The partnership will accelerate the development of Anthropic’s advanced AI systems, including optimising AWS’s Trainium accelerators for machine learning workloads.
Anthropic and AWS’s Annapurna Labs are collaborating on future generations of Trainium hardware, focusing on low-level kernel development and AWS Neuron software stack improvements.
“Through deep technical collaboration, we’re writing low-level kernels that allow us to directly interface with the Trainium silicon, and contribute to the AWS Neuron software stack to strengthen Trainium,” said Anthropic in its blog post.
“Our engineers work closely with Annapurna’s chip design team to extract maximum computational efficiency from the hardware, which we plan to leverage to train our most advanced foundation models,” the company added
This hardware-software integration is aimed at maximising computational efficiency to support Anthropic’s foundation models.
According to a recent report, Amazon is planning to roll out its latest AI chip, Trainium 2, in the coming month. It has been already tested by Anthropic, Databricks, and Deutsche Telekom. Trainium 2 is part of Amazon’s larger strategy to optimise its data centre performance while reducing costs for Amazon Web Services (AWS) customers.
Anthropic said its Claude models, accessible through Amazon Bedrock, have become essential for businesses like Pfizer, Intuit, and Perplexity. These companies use Claude for tasks such as streamlining medical research, simplifying tax calculations, and enhancing AI-powered search. The European Parliament uses Claude to efficiently analyse millions of documents.

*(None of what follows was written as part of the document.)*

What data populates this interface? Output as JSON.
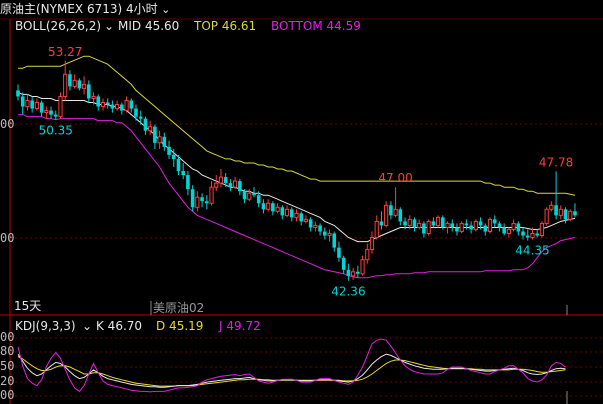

AWS’s security features allow organizations to deploy Anthropic’s AI models securely in environments such as AWS GovCloud and SageMaker for classified tasks. Government clients can access Claude’s capabilities through regulated cloud services, ensuring compliance with stringent requirements.
The company recently partnered with Palantir to provide its advanced AI model Claude to the US government for data analysis, and complex coding activities in projects of national security interest.
Anthropic rival OpenAI recently raised $6.6 billion at a valuation of $157 billion. The funding, led by existing investor Thrive Capital, has brought OpenAI’s total capital raised to $17.9 billion, according to Crunchbase. Thrive Capital contributed approximately $1.3 billion, with the option to invest an additional $1 billion at the same valuation through 2025.
Other major participants in this funding round include Microsoft, NVIDIA, SoftBank, Khosla Ventures, Altimeter Capital, Fidelity, and MGX.
Anthropic recently released an upgraded Claude 3.5 Sonnet model and the new Claude 3.5 Haiku, along with a public beta for an experimental feature called “computer use.”
Over the last few months, it has also released several updates to its 3.5 series of Claude models, introducing impactful new features like Claude Artifacts, the Analysis tool, and Visual PDF.
In the latest podcast episode with Lex Fridman, Anthropic CEO Dario Amodei revealed that their Opus model isn’t going anywhere, adding that Anthropic will release the much-anticipated update and launch Claude 3.5 Opus. He further said that Claude 4.0 will be released according to the usual business cycle.